The other day I sat down with a book—look, it’s a lockdown, there’s a lot of sitting down with books going on—in this case, Chasten Buttigieg’s I Have Something to Tell You.
I feel like this book provided me with a lot of things, not the least a burning curiosity about Wisconsin.
Mostly I was amazed at how much this book instantly resonated with me, who was once a terribly confused autistic child who had never even heard of autism. I’ve never been able to experience that kind of feedback loop before; it was unexpected. Chasten Buttigieg’s description of his own journey, the feeling of not-belonging, of feeling different, of knowing this being different was considered wrong somehow, immediately clicked with me, however different the reason. This book showed me a kid (I’m past 40 now, I get to call 18-year olds “kids”) struggling to make sense of himself in this world, and the thought of someone seeking to hurt that kid was utterly repulsive.
While there was objection, revulsion, and awkwardness during my childhood and early adulthood [in the Netherlands] about LGBTQ people, beating them up in the streets would never have been acceptable. In Bible college, most people felt that threatening anyone gay with the fires of hell and all sorts of torture was not really what Christians should be doing. But it was still considered a sin. Gays weren’t considered beyond saving, precisely, but they’d sure have to work a heck of a lot harder for it. We lost sight of the persons we were talking about, persons with hopes and dreams and struggles like anyone else. It became an “issue” to be discussed instead of people to be loved.
For a time, I thought that “being gay itself is not a sin, but they shouldn’t be in any relationships and not live out that lifestyle because that is sinful” was an enlightened view—I suppose it depends on what you compare it with. I discovered years ago that this is not a logical or consistent view at all—and that the idea that I could tell anyone else how to live their life was arrogant in the extreme—but not until reading Chasten’s book did I realize the magnitude and the sheer unreasonableness of demanding such a thing of people. To deny a life-partner to those who were not made for being single. Never marry, never have kids, never have a family even though that’s your heart’s desire. And not out of a calling to the monastic life, but because something about you is considered wrong and the punishment (“consequence,” it’s called, but really, it’s a punishment) is not being allowed love.

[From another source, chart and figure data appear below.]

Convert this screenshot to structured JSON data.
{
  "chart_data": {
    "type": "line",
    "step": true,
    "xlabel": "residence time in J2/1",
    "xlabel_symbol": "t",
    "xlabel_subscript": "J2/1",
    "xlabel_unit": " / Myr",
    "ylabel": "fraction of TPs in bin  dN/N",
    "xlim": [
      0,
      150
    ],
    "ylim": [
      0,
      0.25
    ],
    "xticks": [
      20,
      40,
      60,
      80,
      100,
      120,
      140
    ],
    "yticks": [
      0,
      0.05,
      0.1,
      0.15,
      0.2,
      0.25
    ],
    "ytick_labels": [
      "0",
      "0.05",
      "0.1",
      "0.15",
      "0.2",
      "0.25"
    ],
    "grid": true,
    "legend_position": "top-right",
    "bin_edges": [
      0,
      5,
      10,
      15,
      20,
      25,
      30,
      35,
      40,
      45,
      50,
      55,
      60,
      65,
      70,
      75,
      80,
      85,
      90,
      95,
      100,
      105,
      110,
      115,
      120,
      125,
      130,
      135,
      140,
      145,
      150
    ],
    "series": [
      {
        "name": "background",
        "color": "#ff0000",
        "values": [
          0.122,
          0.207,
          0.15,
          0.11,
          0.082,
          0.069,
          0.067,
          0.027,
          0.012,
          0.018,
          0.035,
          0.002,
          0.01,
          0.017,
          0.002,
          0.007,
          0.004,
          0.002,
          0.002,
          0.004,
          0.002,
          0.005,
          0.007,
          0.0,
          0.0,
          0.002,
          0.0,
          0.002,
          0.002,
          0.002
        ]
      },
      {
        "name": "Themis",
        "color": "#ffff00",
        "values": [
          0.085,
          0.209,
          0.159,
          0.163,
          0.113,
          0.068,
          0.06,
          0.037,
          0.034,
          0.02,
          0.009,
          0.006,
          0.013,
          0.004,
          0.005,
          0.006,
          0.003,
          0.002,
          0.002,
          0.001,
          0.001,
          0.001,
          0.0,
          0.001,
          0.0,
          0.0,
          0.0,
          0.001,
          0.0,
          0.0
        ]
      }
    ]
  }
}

If someone is gay, the idea went, and if they want to be Christian regardless, then that’s the sacrifice they have to make. It wasn’t until much later that I realized a sacrifice can only be a willing and voluntary act from the person themselves; anything else is not a sacrifice, but theft. How dared we? How dared I?
Perhaps I didn’t see it because I have no strong desire for a romantic relationship myself, and didn’t realize what a huge thing it is to demand. I’ve long since let go of this particular view. But, my God, why in the world did I believe that, and what harm has that view done? I am so sorry I ever held it for true.
Why did I even believe it? You’d think that, if being gay and marrying a same-sex partner is the huge problem some Christians make it out to be, Christ would’ve been a little more clear about it in the Gospels. Like, maybe, mention it once or twice. He ignores this and several other issues considered vitally important to Christians nowadays in favour of constantly going on about loving God, and one another, and caring for the poor and the disabled, and welcoming the stranger, and being humble and kind and forgiving and all that. He even mentions that so much as wishing someone dead is a big no-no. But nothing on “if you love someone of the same sex you’re in so much trouble.”
One day Christ is going to ask what we’ve done. I’m not really an expert, but I’m guessing that “Well, we pushed the boats of refugees back into the sea to let them drown, and let the poor and disabled starve in the streets, so we could turn our attention to people who happened to be born with an attraction to the same sex, or happened to have problems with their gender identity. We incited violence against them and made it very clear that they, as inferior human beings unworthy of bearing Your image, weren’t welcome” might not exactly be the desired answer.
It’s not always easy, with autism, to be able to see enough of the mind and heart of others to connect to them, especially through a book. It’s not always easy, with or without autism, to truly understand what our words and prejudices do to others. It is a great gift when an opportunity arises to do that. I’m deeply grateful to Chasten for his openness and vulnerability that allowed for it.